Is an artificial hip joint the last resort – after seven operations?

A young woman has had pain in her hip for a long time. She wants an artificial hip joint. The treating doctor initially doubts whether this makes sense.

Recorded by Constanze Löffler

The young patient hobbled into my consultation on crutches. That’s not unusual – I’m an orthopedic surgeon. However, my specialty is artificial knee and hip joints, and this patient was only in her early 20s. I was curious to know why she came to me. She said she has had seven surgeries on her right hip in the past five years. For three years she had been taking the strongest painkillers, so-called opioids, in order to be able to walk. The trigger was hip dysplasia, a congenital malformation of the hip joint. The joint socket is too small for the femoral head. The joint cartilage is overloaded and breaks down, which hurts. There is also a risk that the joint head will jump out of the socket.
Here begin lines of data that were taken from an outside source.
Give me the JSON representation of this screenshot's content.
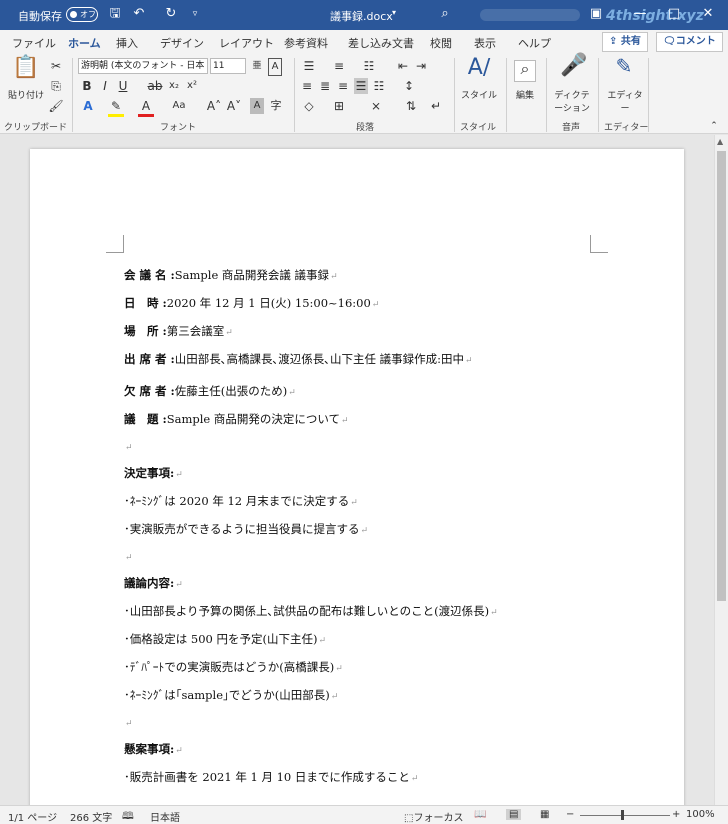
{
  "titlebar": {
    "autosave_label": "自動保存",
    "autosave_state": "オフ",
    "doc_title": "議事録.docx",
    "watermark": "4thsight.xyz"
  },
  "tabs": [
    "ファイル",
    "ホーム",
    "挿入",
    "デザイン",
    "レイアウト",
    "参考資料",
    "差し込み文書",
    "校閲",
    "表示",
    "ヘルプ"
  ],
  "share_label": "共有",
  "comment_label": "コメント",
  "ribbon": {
    "paste_label": "貼り付け",
    "clipboard_group": "クリップボード",
    "font_name": "游明朝 (本文のフォント - 日本",
    "font_size": "11",
    "font_group": "フォント",
    "paragraph_group": "段落",
    "style_label": "スタイル",
    "style_group": "スタイル",
    "edit_label": "編集",
    "dictate_label": "ディクテーション",
    "voice_group": "音声",
    "editor_label": "エディター",
    "editor_group": "エディター"
  },
  "document": {
    "lines": [
      {
        "label": "会 議 名 :",
        "text": "Sample 商品開発会議 議事録"
      },
      {
        "label": "日　時 :",
        "text": "2020 年 12 月 1 日(火) 15:00~16:00"
      },
      {
        "label": "場　所 :",
        "text": "第三会議室"
      },
      {
        "label": "出 席 者 :",
        "text": "山田部長､高橋課長､渡辺係長､山下主任 議事録作成:田中"
      },
      {
        "label": "欠 席 者 :",
        "text": "佐藤主任(出張のため)"
      },
      {
        "label": "議　題 :",
        "text": "Sample 商品開発の決定について"
      },
      {
        "label": "",
        "text": ""
      },
      {
        "label": "決定事項:",
        "text": ""
      },
      {
        "label": "",
        "text": "･ﾈｰﾐﾝｸﾞは 2020 年 12 月末までに決定する"
      },
      {
        "label": "",
        "text": "･実演販売ができるように担当役員に提言する"
      },
      {
        "label": "",
        "text": ""
      },
      {
        "label": "議論内容:",
        "text": ""
      },
      {
        "label": "",
        "text": "･山田部長より予算の関係上､試供品の配布は難しいとのこと(渡辺係長)"
      },
      {
        "label": "",
        "text": "･価格設定は 500 円を予定(山下主任)"
      },
      {
        "label": "",
        "text": "･ﾃﾞﾊﾟｰﾄでの実演販売はどうか(高橋課長)"
      },
      {
        "label": "",
        "text": "･ﾈｰﾐﾝｸﾞは｢sample｣でどうか(山田部長)"
      },
      {
        "label": "",
        "text": ""
      },
      {
        "label": "懸案事項:",
        "text": ""
      },
      {
        "label": "",
        "text": "･販売計画書を 2021 年 1 月 10 日までに作成すること"
      }
    ]
  },
  "status": {
    "page": "1/1 ページ",
    "words": "266 文字",
    "language": "日本語",
    "focus": "フォーカス",
    "zoom": "100%"
  }
}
In the first operations, attempts were made to build up the “articular lip” – it forms the cartilaginous edge of the bony socket. The symptoms hadn’t gone away. A “conversion osteotomy” followed. During this procedure, the hip socket is separated from the pelvis, repositioned and fixed so that it better encloses the joint head. That didn’t work out well the first time. Multiple corrective surgeries had been performed in which a major vessel and nerve had been injured.